Terceiro, depois da “revisão” prometida por Rice, em vez de recuarem, os EUA lançaram uma ofensiva contra a opinião pública. Um porta-voz do governo norte-americano anunciou que, apesar de um pedido do governo canadiano, os EUA ainda consideravam Arar um “risco” e que ele e a sua família, incluindo não só a sua esposa mas também as suas duas crianças pequenas, estavam proibidos para sempre de entrarem nos EUA ou mesmo de sobrevoarem o espaço aéreo dos EUA. Quando o Ministro da Segurança Pública do Canadá, Stockwell Day, pressionou novamente os EUA para removerem os nomes da família da lista de vigilância e disse que tinha visto toda a informação norte-americana e que não havia nada nela que a comissão judicial não tivesse examinado, o Embaixador dos EUA no Canadá, David Wilkins, dinamitou os esforços do governo de Otava, avisando que o ministro canadiano seria um “presunçoso” se pensasse que tinha alguma coisa a dizer sobre o assunto. Isto é irónico porque o Ministro Day fora recentemente criticado por ter tentado manter em segredo uma reunião em que tinha estado com o chefe dos serviços secretos norte-americanos, John Negroponte, presumivelmente para discutir assuntos de interesse mútuo. Os EUA não têm nenhuma intenção de tolerar sequer as críticas mais ligeiras em relação a este caso, mesmo que essas críticas sejam, em última instância, para neutralizar a oposição à aliança do Canadá com os EUA.

Maher Arar e a filha
Maher Arar e a filha (Foto: CBC, Canadá)

No seu programa de capitulações, a CIA realizou pelo menos 1245 voos sobre a Europa ou aterrando em aeroportos europeus, segundo um relatório da comissão do parlamento europeu tornado público a 29 de Novembro. Como o pequeno avião privado da CIA que levava Arar parou em Roma para reabastecer, ele faz parte dessas estatísticas, embora os que tenham sido raptados noutros lugares além dos EUA e da Europa não o façam necessariamente.

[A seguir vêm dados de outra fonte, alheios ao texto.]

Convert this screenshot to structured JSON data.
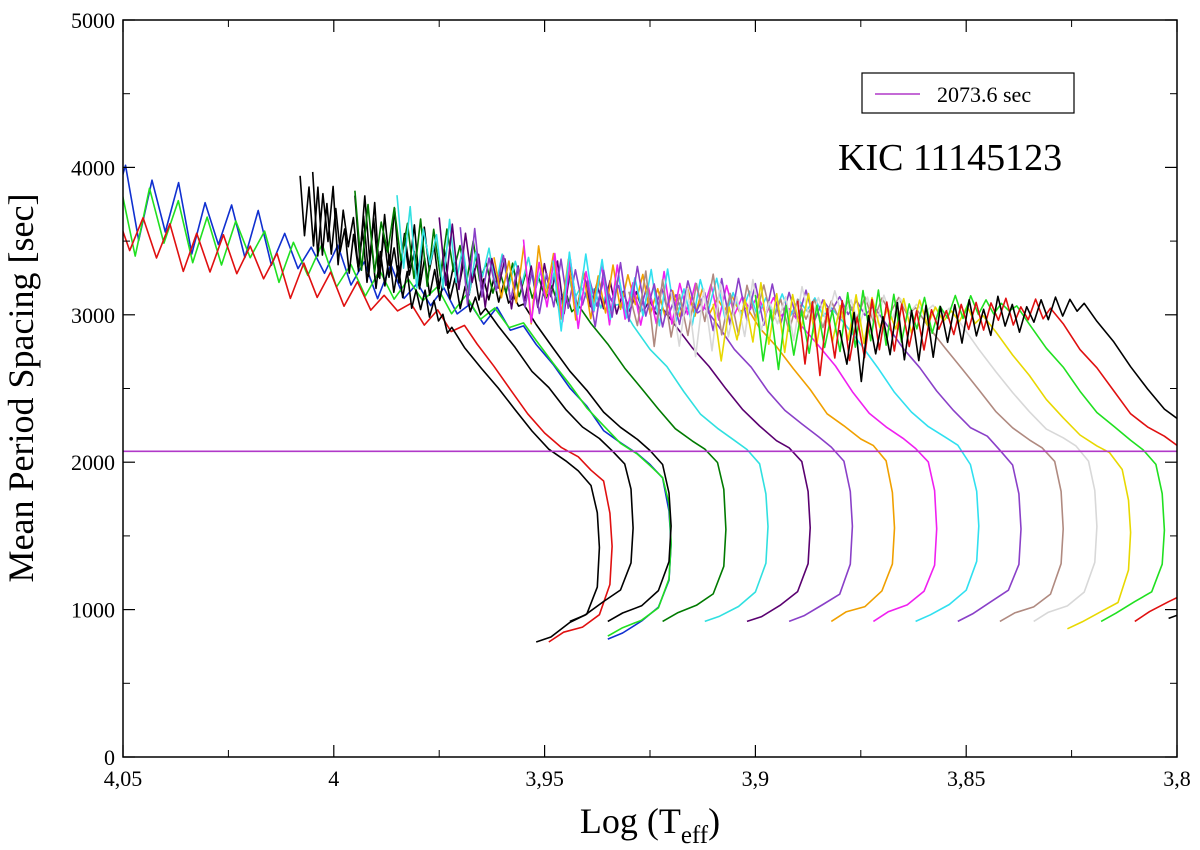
{
  "chart_data": {
    "type": "line",
    "title": "",
    "xlabel": "Log (T",
    "xlabel_subscript": "eff",
    "xlabel_suffix": ")",
    "ylabel": "Mean Period Spacing [sec]",
    "annotation": "KIC 11145123",
    "xlim": [
      4.05,
      3.8
    ],
    "ylim": [
      0,
      5000
    ],
    "x_reversed": true,
    "x_major_ticks": [
      4.05,
      4.0,
      3.95,
      3.9,
      3.85,
      3.8
    ],
    "x_tick_labels": [
      "4,05",
      "4",
      "3,95",
      "3,9",
      "3,85",
      "3,8"
    ],
    "x_minor_ticks": [
      4.025,
      3.975,
      3.925,
      3.875,
      3.825
    ],
    "y_major_ticks": [
      0,
      1000,
      2000,
      3000,
      4000,
      5000
    ],
    "y_tick_labels": [
      "0",
      "1000",
      "2000",
      "3000",
      "4000",
      "5000"
    ],
    "y_minor_ticks": [
      500,
      1500,
      2500,
      3500,
      4500
    ],
    "grid": false,
    "legend": {
      "position": "top-right",
      "entries": [
        {
          "label": "2073.6 sec",
          "color": "#b039c8"
        }
      ]
    },
    "reference_line": {
      "y": 2073.6,
      "color": "#b039c8",
      "label": "2073.6 sec"
    },
    "track_template": {
      "description": "Each evolutionary track: lower branch rises from its start point, turns near the minimum-temperature column, then climbs and joins the noisy upper band.",
      "lower_branch": [
        [
          0.0,
          800
        ],
        [
          -0.0035,
          850
        ],
        [
          -0.008,
          920
        ],
        [
          -0.012,
          1000
        ],
        [
          -0.0145,
          1200
        ],
        [
          -0.015,
          1450
        ],
        [
          -0.0145,
          1700
        ],
        [
          -0.013,
          1900
        ],
        [
          -0.01,
          2000
        ],
        [
          -0.007,
          2070
        ],
        [
          -0.003,
          2150
        ],
        [
          0.001,
          2250
        ],
        [
          0.005,
          2400
        ],
        [
          0.009,
          2550
        ],
        [
          0.013,
          2700
        ],
        [
          0.017,
          2850
        ],
        [
          0.02,
          2980
        ]
      ]
    },
    "series": [
      {
        "name": "track-1",
        "color": "#1030d0",
        "start_x": 3.935,
        "start_y": 800,
        "upper_x_from": 4.062,
        "upper_x_to": 3.955,
        "upper_y_from": 3900,
        "upper_y_to": 3000
      },
      {
        "name": "track-2",
        "color": "#20e020",
        "start_x": 3.935,
        "start_y": 820,
        "upper_x_from": 4.071,
        "upper_x_to": 3.95,
        "upper_y_from": 3850,
        "upper_y_to": 3000
      },
      {
        "name": "track-3",
        "color": "#e01010",
        "start_x": 3.949,
        "start_y": 780,
        "upper_x_from": 4.077,
        "upper_x_to": 3.944,
        "upper_y_from": 3800,
        "upper_y_to": 3050
      },
      {
        "name": "track-4",
        "color": "#000000",
        "start_x": 3.952,
        "start_y": 780,
        "upper_x_from": 4.008,
        "upper_x_to": 3.938,
        "upper_y_from": 3750,
        "upper_y_to": 3000
      },
      {
        "name": "track-5",
        "color": "#000000",
        "start_x": 3.944,
        "start_y": 920,
        "upper_x_from": 4.005,
        "upper_x_to": 3.93,
        "upper_y_from": 3700,
        "upper_y_to": 2950
      },
      {
        "name": "track-6",
        "color": "#000000",
        "start_x": 3.935,
        "start_y": 920,
        "upper_x_from": 3.995,
        "upper_x_to": 3.915,
        "upper_y_from": 3600,
        "upper_y_to": 2900
      },
      {
        "name": "track-7",
        "color": "#007a00",
        "start_x": 3.922,
        "start_y": 920,
        "upper_x_from": 3.995,
        "upper_x_to": 3.905,
        "upper_y_from": 3600,
        "upper_y_to": 2850
      },
      {
        "name": "track-8",
        "color": "#30e0e0",
        "start_x": 3.912,
        "start_y": 920,
        "upper_x_from": 3.985,
        "upper_x_to": 3.895,
        "upper_y_from": 3500,
        "upper_y_to": 2800
      },
      {
        "name": "track-9",
        "color": "#5a0070",
        "start_x": 3.902,
        "start_y": 920,
        "upper_x_from": 3.975,
        "upper_x_to": 3.885,
        "upper_y_from": 3350,
        "upper_y_to": 2750
      },
      {
        "name": "track-10",
        "color": "#8a40c8",
        "start_x": 3.892,
        "start_y": 920,
        "upper_x_from": 3.97,
        "upper_x_to": 3.875,
        "upper_y_from": 3300,
        "upper_y_to": 2700
      },
      {
        "name": "track-11",
        "color": "#f0a000",
        "start_x": 3.882,
        "start_y": 920,
        "upper_x_from": 3.962,
        "upper_x_to": 3.865,
        "upper_y_from": 3250,
        "upper_y_to": 2650
      },
      {
        "name": "track-12",
        "color": "#f020f0",
        "start_x": 3.872,
        "start_y": 920,
        "upper_x_from": 3.955,
        "upper_x_to": 3.86,
        "upper_y_from": 3200,
        "upper_y_to": 2600
      },
      {
        "name": "track-13",
        "color": "#30e0f0",
        "start_x": 3.862,
        "start_y": 920,
        "upper_x_from": 3.948,
        "upper_x_to": 3.855,
        "upper_y_from": 3150,
        "upper_y_to": 2550
      },
      {
        "name": "track-14",
        "color": "#8a40c8",
        "start_x": 3.852,
        "start_y": 920,
        "upper_x_from": 3.94,
        "upper_x_to": 3.85,
        "upper_y_from": 3100,
        "upper_y_to": 2500
      },
      {
        "name": "track-15",
        "color": "#b08a80",
        "start_x": 3.842,
        "start_y": 920,
        "upper_x_from": 3.93,
        "upper_x_to": 3.843,
        "upper_y_from": 3050,
        "upper_y_to": 2450
      },
      {
        "name": "track-16",
        "color": "#d8d8d8",
        "start_x": 3.834,
        "start_y": 920,
        "upper_x_from": 3.92,
        "upper_x_to": 3.838,
        "upper_y_from": 3000,
        "upper_y_to": 2400
      },
      {
        "name": "track-17",
        "color": "#e8d800",
        "start_x": 3.826,
        "start_y": 870,
        "upper_x_from": 3.91,
        "upper_x_to": 3.834,
        "upper_y_from": 2950,
        "upper_y_to": 2350
      },
      {
        "name": "track-18",
        "color": "#20e020",
        "start_x": 3.818,
        "start_y": 920,
        "upper_x_from": 3.9,
        "upper_x_to": 3.828,
        "upper_y_from": 2900,
        "upper_y_to": 2300
      },
      {
        "name": "track-19",
        "color": "#e01010",
        "start_x": 3.81,
        "start_y": 920,
        "upper_x_from": 3.89,
        "upper_x_to": 3.824,
        "upper_y_from": 2850,
        "upper_y_to": 2250
      },
      {
        "name": "track-20",
        "color": "#000000",
        "start_x": 3.802,
        "start_y": 940,
        "upper_x_from": 3.88,
        "upper_x_to": 3.82,
        "upper_y_from": 2800,
        "upper_y_to": 2200
      }
    ]
  }
}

O destino de alguns deles é conhecido. O artigo de Bonner conta a história de dois deles. Binyamin Mohamed, um jovem etíope que tinha estudado em Londres, foi apanhado no aeroporto de Carachi. Um avião privado norte-americano levou-o para Marrocos onde foi detido, interrogado e torturado durante 18 meses. Mohamed acredita que a jovem loira que liderava a equipa de tortura era norte-americana, embora ela lhe tenha dito ser canadiana. Entre outras coisas, usaram um escalpelo médico para cortar às fatias várias partes do seu corpo, incluindo o seu pénis. Mamdouh Habib, um australiano nascido no Egipto, também raptado no Paquistão, foi torturado e interrogado por uma equipa que incluía uma norte-americana que se assemelhava à que liderava os homens que torturaram Mohamed, bem como vários australianos, e depois levado para o Egipto para uma tortura e encarceramento mais prolongados. (Ao contrário da Síria, o Egipto é um dos aliados mais próximos dos EUA no mundo, e por isso ainda é considerado altamente “democrático”.) Finalmente, Habib acabou em Guantânamo. Bonner entrevistou-o em 2005, depois da sua libertação.

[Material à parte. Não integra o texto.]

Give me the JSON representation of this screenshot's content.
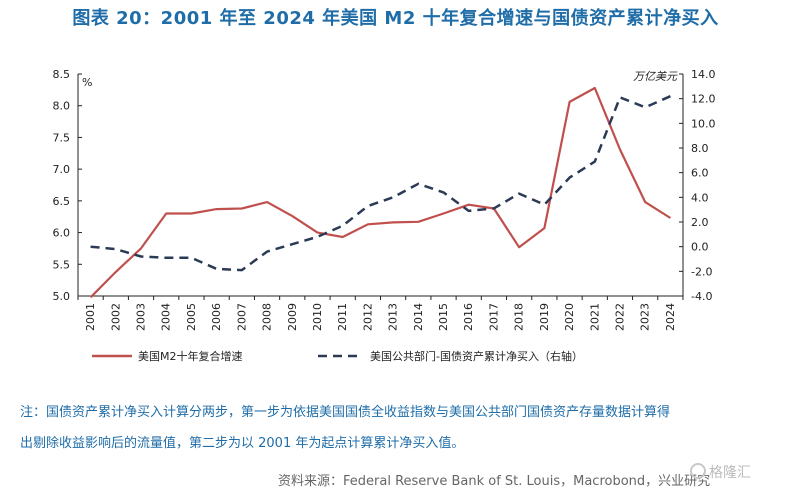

O que Bonner não diz – e talvez não possa dizer muito alto, embora a implicação esteja lá – é isto: todos os casos de “capitulação” que conhecemos, envolvem pessoas que sobreviveram à experiência, e a maior parte dos relatos de tortura vêm de pessoas que acabaram por ser libertadas. Porque é que não há um maior clamor a exigir saber o que é que aconteceu aos que não tinham famílias e advogados determinados, desafiantes, eloquentes e diligentes a lutar por eles no estrangeiro, ou cujos entes queridos nunca souberam o que é que lhes aconteceu? O que é que aconteceu aos restantes passageiros desses 1245 voos e aos outros arrebatados e não contabilizados em lugar nenhum?

Arar, conclui Bonner, teve de facto muita sorte em comparação com os restantes. Quando essa é a conclusão a tirar sobre um homem que, como ele, passou pelo inferno, o mundo está em grandes dificuldades.